United Photo Industries Presents
Documenting the Build of Brooklyn Bridge Park
Featuring Julienne Schaer
On March 13, 2008, Schaer captured the start of demolition of the Pier 1 shed. She photographed as the Port Authority sign was removed, signaling the end of one era and the beginning of another. She continued to photograph the site once a month until the demolition of the sheds was complete.
As the construction phase began, Schaer photographed the park more frequently, enabling her to capture many of the elements that have gone into creating the park. Schaer’s attention to detail has produced compelling images that showcase the park’s sustainable infrastructure and construction methods as well as the individuals who brought the park to life day by day. Her photographs document the salvaging of Longleaf Yellow Pine from the Cold Storage Warehouse, the installation of the park’s water retention systems, and the construction of dramatic new topography on Pier 1.
As the site was transformed from a civil engineering project to a scenic park, Schaer’s photography adapted to show off the dramatic panoramas of the park.
Julienne Schaer, formerly a forensic photographer for the Manhattan District Attorney’s Office, now specializes in editorial and event photography.
As a photojournalist, Schaer has covered many of the city’s official celebrations & events, and the photographs have been published extensively in print and on the Internet.
Schaer has worked on several long-term projects, completing a portfolio of images of the Hudson River Park for the HRP Trust, and documenting the construction of Jane’s Carousel for Jane Walentas.

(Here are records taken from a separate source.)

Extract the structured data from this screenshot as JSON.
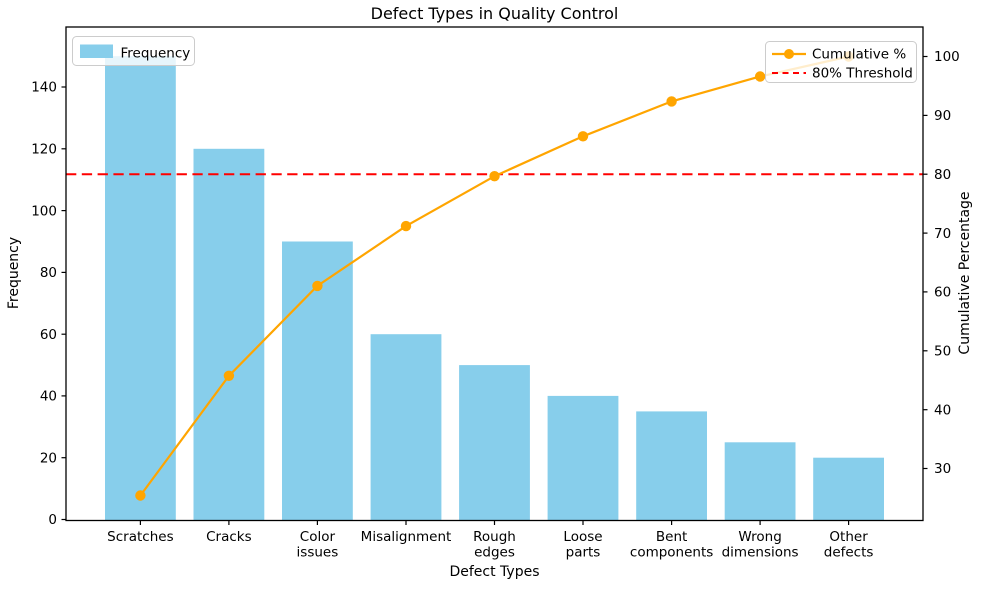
{
  "title": "Defect Types in Quality Control",
  "axes": {
    "x_label": "Defect Types",
    "y_left_label": "Frequency",
    "y_right_label": "Cumulative Percentage"
  },
  "legends": {
    "frequency": {
      "label": "Frequency",
      "swatch_color": "#87CEEB"
    },
    "cumulative": {
      "label": "Cumulative %",
      "line_color": "#FFA500"
    },
    "threshold": {
      "label": "80% Threshold",
      "line_color": "#FF0000"
    }
  },
  "chart_data": {
    "type": "bar",
    "subtype": "pareto (bar + cumulative line)",
    "title": "Defect Types in Quality Control",
    "xlabel": "Defect Types",
    "ylabel_left": "Frequency",
    "ylabel_right": "Cumulative Percentage",
    "categories": [
      "Scratches",
      "Cracks",
      "Color\nissues",
      "Misalignment",
      "Rough\nedges",
      "Loose\nparts",
      "Bent\ncomponents",
      "Wrong\ndimensions",
      "Other\ndefects"
    ],
    "series": [
      {
        "name": "Frequency",
        "type": "bar",
        "axis": "left",
        "color": "#87CEEB",
        "values": [
          150,
          120,
          90,
          60,
          50,
          40,
          35,
          25,
          20
        ]
      },
      {
        "name": "Cumulative %",
        "type": "line",
        "axis": "right",
        "color": "#FFA500",
        "marker": "circle",
        "values": [
          25.42,
          45.76,
          61.02,
          71.19,
          79.66,
          86.44,
          92.37,
          96.61,
          100.0
        ]
      }
    ],
    "threshold": {
      "label": "80% Threshold",
      "value": 80,
      "axis": "right",
      "color": "#FF0000",
      "style": "dashed"
    },
    "y_left": {
      "ticks": [
        0,
        20,
        40,
        60,
        80,
        100,
        120,
        140
      ]
    },
    "y_right": {
      "ticks": [
        30,
        40,
        50,
        60,
        70,
        80,
        90,
        100
      ]
    },
    "grid": false,
    "legend_positions": [
      "upper left",
      "upper right"
    ]
  }
}
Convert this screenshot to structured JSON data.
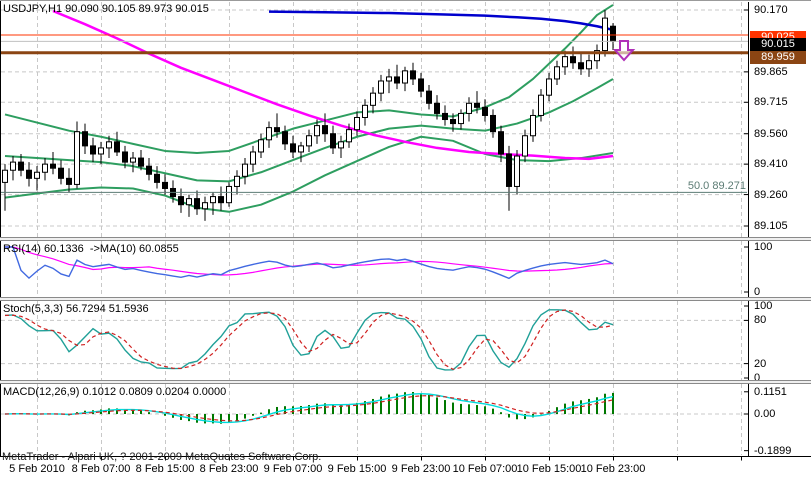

Over the last five years her continued work photographing the build of the Brooklyn Bridge Park has produced over 6,000 images that chronicle the transformation of the 1.3-mile of Brooklyn’s industrial waterfront into New York City’s most exciting new public space.
Schaer received a Master of Fine Arts in Photography from The Rhode Island School of Design (RISD), but has said it was her years in forensic work, learning to photograph with a recorded neutrality the documentation of a crime scene, its victims and evidence, that influenced her photographic style today.